Jacob Bachmeyer jcb62281 at gmail.com
Thu Jan 29 03:59:48 CET 2026


On 1/28/26 06:35, Sam James via Gnupg-devel wrote:
> * g10/keyedit.c (keyedit_quick_revsig): Check 'keyblock' in log_assert.
>
> --
>
> Found by GCC's -fanalyzer.
>
> Signed-off-by: Sam James <sam at gentoo.org>
> ---
>   g10/keyedit.c | 4 ++--
>   1 file changed, 2 insertions(+), 2 deletions(-)
>
> diff --git a/g10/keyedit.c b/g10/keyedit.c
> index 970a72027..567de4efd 100644
> --- a/g10/keyedit.c
> +++ b/g10/keyedit.c
> @@ -3306,8 +3306,8 @@ keyedit_quick_revsig (ctrl_t ctrl, const char *username, const char *sigtorev,
>     err = quick_find_keyblock (ctrl, username, 0, &kdbhd, &keyblock);
>     if (err)
>       goto leave;
> -  log_assert (keyblock->pkt->pkttype == PKT_PUBLIC_KEY
> -              || keyblock->pkt->pkttype == PKT_SECRET_KEY);
> +  log_assert (keyblock && (keyblock->pkt->pkttype == PKT_PUBLIC_KEY
> +              || keyblock->pkt->pkttype == PKT_SECRET_KEY));
>     primarypk = keyblock->pkt->pkt.public_key;
>     primarykid = pk_keyid (primarypk);

Minor nit:  this expression should either be split across three lines or 
the second line indented to line up after the opening paren.  As it 
stands, it is easy for a human to misread.
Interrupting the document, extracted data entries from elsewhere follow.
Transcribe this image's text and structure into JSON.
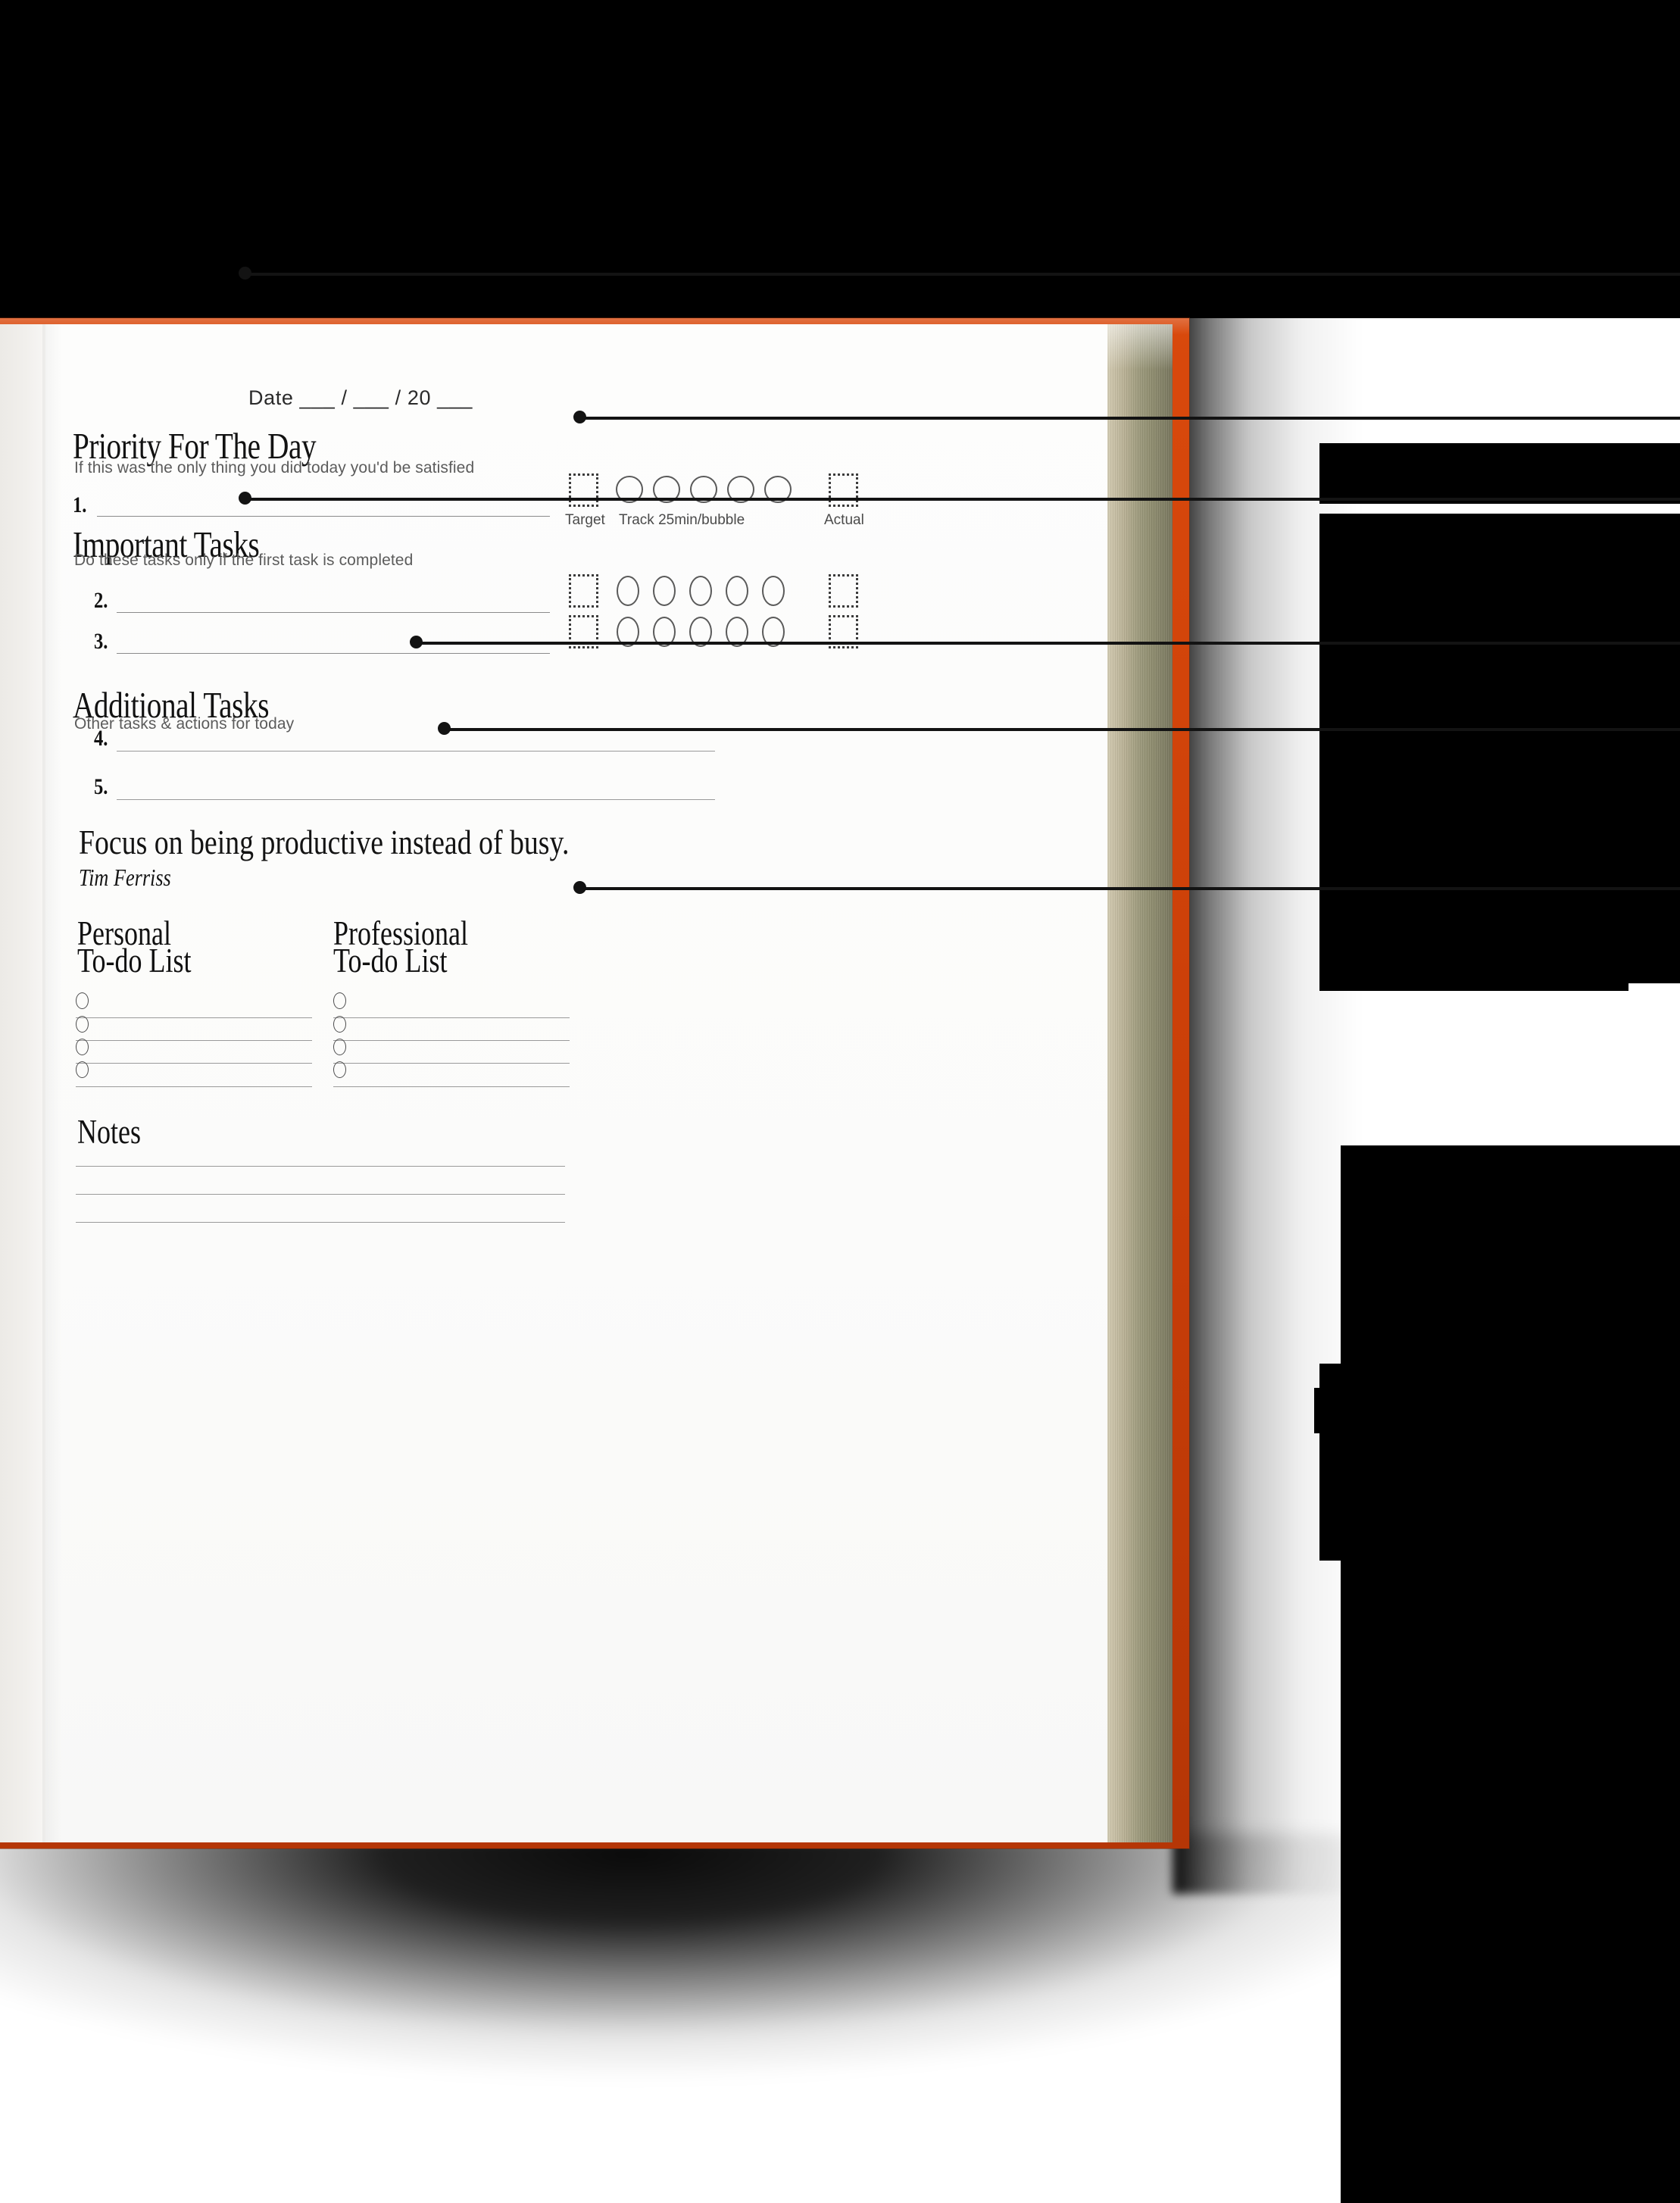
{
  "document": {
    "type": "daily-planner-page",
    "date_line": "Date ___ / ___ / 20 ___"
  },
  "colors": {
    "cover": "#c93e08",
    "page_edge_light": "#cdc5ab",
    "page_edge_dark": "#8c8a6d",
    "page": "#fbfbfa",
    "ink": "#131313",
    "rule": "#8b8b8b",
    "subtext": "#5c5c5c",
    "redaction": "#000000"
  },
  "sections": {
    "priority": {
      "title": "Priority For The Day",
      "subtitle": "If this was the only thing you did today you'd be satisfied",
      "rows": [
        {
          "number": "1."
        }
      ]
    },
    "important": {
      "title": "Important Tasks",
      "subtitle": "Do these tasks only if the first task is completed",
      "rows": [
        {
          "number": "2."
        },
        {
          "number": "3."
        }
      ]
    },
    "additional": {
      "title": "Additional Tasks",
      "subtitle": "Other tasks & actions for today",
      "rows": [
        {
          "number": "4."
        },
        {
          "number": "5."
        }
      ]
    },
    "notes": {
      "title": "Notes",
      "line_count": 3
    }
  },
  "tracker": {
    "target_label": "Target",
    "track_label": "Track 25min/bubble",
    "actual_label": "Actual",
    "bubble_count": 5
  },
  "quote": {
    "text": "Focus on being productive instead of busy.",
    "author": "Tim Ferriss"
  },
  "todo": {
    "personal": {
      "line1": "Personal",
      "line2": "To-do List",
      "item_count": 4
    },
    "professional": {
      "line1": "Professional",
      "line2": "To-do List",
      "item_count": 4
    }
  }
}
Alternately, is it possible for this code to be reached if keyblock is 
NULL?  Perhaps a better solution would be to change the "if (err)" to 
"if (err || !keyblock)" or the more verbose "if (err != 0 || keyblock == 
NULL)"?  (I assume that quick_find_keyblock always returns an error if 
keyblock is NULL upon return, but the analyzer does not know that.)

Some future version of GCC can optimize the "|| !keyblock" away when it 
is able to prove that "!err" implies "keyblock".  Current GCC clearly 
cannot do this.

Now that I look at this a bit more, I think we may have found another 
shortcoming in the analyzer:  does log_assert crash the program on an 
assertion failure?  Does the analyzer know that?  If not, a NULL 
keyblock would be dereferenced on the very next line, but the analyzer 
sees that it was checked and is happy... oops.